08 março 2012

98 anos do «dia triunfal» da vida de Fernando Pessoa (1914)

Começo pela parte psiquiátrica. A origem dos meus heterónimos é o fundo traço de histeria que existe em mim. Não sei se sou simplesmente histérico, se sou, mais propriamente, um histero-neurasténico. Tendo para esta segunda hipótese, porque há em mim fenómenos de abulia que a histeria, propriamente dita, não enquadra no registo dos seus sintomas. Seja como for, a origem mental dos meus heterónimos está na minha tendência orgânica e constante para a despersonalização e para a simulação. [...]

[...]

Desde criança tive a tendência para criar em meu torno um mundo fictício, de me cercar de amigos e conhecidos que nunca existiram. (Não sei, bem entendido, se realmente não existiram, ou se sou eu que não existo. Nestas coisas, como em todas, não devemos ser dogmáticos). Desde que me conheço como sendo aquilo a que chamo eu, me lembro de precisar mentalmente, em figura, movimentos, carácter e história, várias figuras irreais que eram para mim tão visíveis e minhas como as coisas daquilo a que chamamos, porventura abusivamente, a vida real. Esta tendência, que me vem desde que me lembro de ser um eu, tem-me acompanhado sempre, mudando um pouco o tipo de música com que me encanta, mas não alterando nunca a sua maneira de encantar.

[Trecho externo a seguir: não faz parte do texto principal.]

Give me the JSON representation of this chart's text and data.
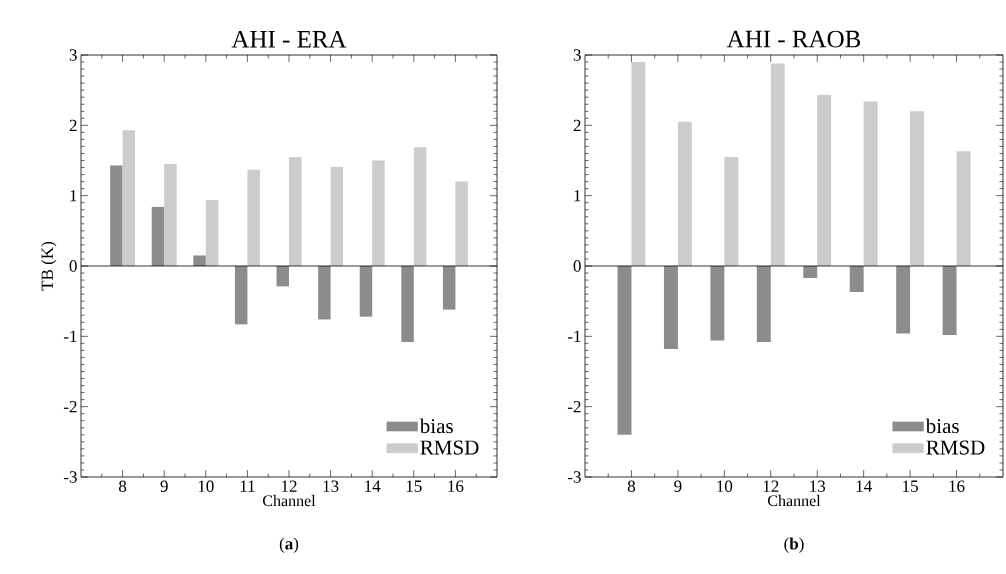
{
  "chart_data": [
    {
      "type": "bar",
      "title": "AHI - ERA",
      "xlabel": "Channel",
      "ylabel": "TB (K)",
      "categories": [
        "8",
        "9",
        "10",
        "11",
        "12",
        "13",
        "14",
        "15",
        "16"
      ],
      "series": [
        {
          "name": "bias",
          "color": "#8c8c8c",
          "values": [
            1.43,
            0.84,
            0.15,
            -0.83,
            -0.29,
            -0.76,
            -0.72,
            -1.08,
            -0.62
          ]
        },
        {
          "name": "RMSD",
          "color": "#cccccc",
          "values": [
            1.93,
            1.45,
            0.94,
            1.37,
            1.55,
            1.41,
            1.5,
            1.69,
            1.2
          ]
        }
      ],
      "ylim": [
        -3,
        3
      ],
      "yticks": [
        -3,
        -2,
        -1,
        0,
        1,
        2,
        3
      ],
      "ref_lines": [
        {
          "axis": "y",
          "value": 0,
          "color": "#000000"
        }
      ],
      "legend": "bottom right",
      "annotations": [
        "(**a**)"
      ]
    },
    {
      "type": "bar",
      "title": "AHI - RAOB",
      "xlabel": "Channel",
      "categories": [
        "8",
        "9",
        "10",
        "12",
        "13",
        "14",
        "15",
        "16"
      ],
      "series": [
        {
          "name": "bias",
          "color": "#8c8c8c",
          "values": [
            -2.4,
            -1.18,
            -1.06,
            -1.08,
            -0.17,
            -0.37,
            -0.96,
            -0.98
          ]
        },
        {
          "name": "RMSD",
          "color": "#cccccc",
          "values": [
            2.9,
            2.05,
            1.55,
            2.88,
            2.43,
            2.34,
            2.2,
            1.63
          ]
        }
      ],
      "ylim": [
        -3,
        3
      ],
      "yticks": [
        -3,
        -2,
        -1,
        0,
        1,
        2,
        3
      ],
      "ref_lines": [
        {
          "axis": "y",
          "value": 0,
          "color": "#000000"
        }
      ],
      "legend": "bottom right",
      "annotations": [
        "(**b**)"
      ]
    }
  ]
}
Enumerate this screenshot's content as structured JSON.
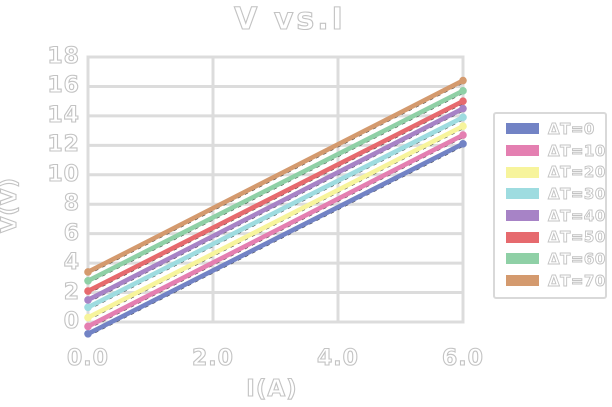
{
  "chart_data": {
    "type": "line",
    "title": "V vs.I",
    "xlabel": "I(A)",
    "ylabel": "V(V)",
    "xlim": [
      0,
      6
    ],
    "ylim": [
      0,
      18
    ],
    "x_ticks": [
      0.0,
      2.0,
      4.0,
      6.0
    ],
    "x_tick_labels": [
      "0.0",
      "2.0",
      "4.0",
      "6.0"
    ],
    "y_ticks": [
      0,
      2,
      4,
      6,
      8,
      10,
      12,
      14,
      16,
      18
    ],
    "grid": true,
    "grid_color": "#dcdcdc",
    "text_outline_color": "#c3c3c3",
    "dashed_trace_color": "#3a3a3a",
    "legend_position": "right",
    "series": [
      {
        "name": "ΔT=0",
        "color": "#7283c5",
        "x": [
          0,
          6
        ],
        "y": [
          -0.8,
          12.1
        ]
      },
      {
        "name": "ΔT=10",
        "color": "#e47fb1",
        "x": [
          0,
          6
        ],
        "y": [
          -0.3,
          12.7
        ]
      },
      {
        "name": "ΔT=20",
        "color": "#f7f49c",
        "x": [
          0,
          6
        ],
        "y": [
          0.3,
          13.3
        ]
      },
      {
        "name": "ΔT=30",
        "color": "#9edce0",
        "x": [
          0,
          6
        ],
        "y": [
          1.0,
          13.9
        ]
      },
      {
        "name": "ΔT=40",
        "color": "#a783c6",
        "x": [
          0,
          6
        ],
        "y": [
          1.5,
          14.5
        ]
      },
      {
        "name": "ΔT=50",
        "color": "#e66a6e",
        "x": [
          0,
          6
        ],
        "y": [
          2.1,
          15.0
        ]
      },
      {
        "name": "ΔT=60",
        "color": "#8fd0a6",
        "x": [
          0,
          6
        ],
        "y": [
          2.8,
          15.7
        ]
      },
      {
        "name": "ΔT=70",
        "color": "#d49a6e",
        "x": [
          0,
          6
        ],
        "y": [
          3.4,
          16.4
        ]
      }
    ]
  }
}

(Fernando Pessoa, Correspondência (1923–1935), 162, pp. 340–341)



Diversos heterónimos e personagens pessoanas
Cartoon de Rui Pimentel (1988)


Notas:
  1. Teresa Rita Lopes (Pessoa por Conhecer, vol. I, pp. 167–169) lista 72 dramatis personae pessoanas, isto é, personagens do «romance-drama-em-gente» criado por aquele «que brincava a ser muitos». Dois dos nomes (truncados) apresentados por Rui Pimentel não constam dessa lista: “César Augusto” e “Hermínia”, este último com muitas reservas da nossa parte, pois as letras são pouco mais do que vestigiais (sendo esta a única possibilidade que nos ocorre como compatível com o pouco que se lê).

  2. Teresa Rita Lopes (op. cit., p. 172) refere o facto de 72 ser o número de discípulos de Cristo (Lucas 10:1; algumas versões referem 70 e não 72, indefinição numérica habitual na mística judaica); a autora faz ainda inúmeras referências (por ex., pp. 83, 160, 163) à aspiração de Pessoa a ser «toda a gente» e à relação disto com Deus («Deus é toda a gente»), no fundo, a aspiração a ser Deus («Quanto mais personalidades eu tiver [...] Mais análogo serei a Deus»). No entanto, parece escapar a esta autora um facto importante: na tradição cabalística, 72 são precisamente os Nomes de Deus.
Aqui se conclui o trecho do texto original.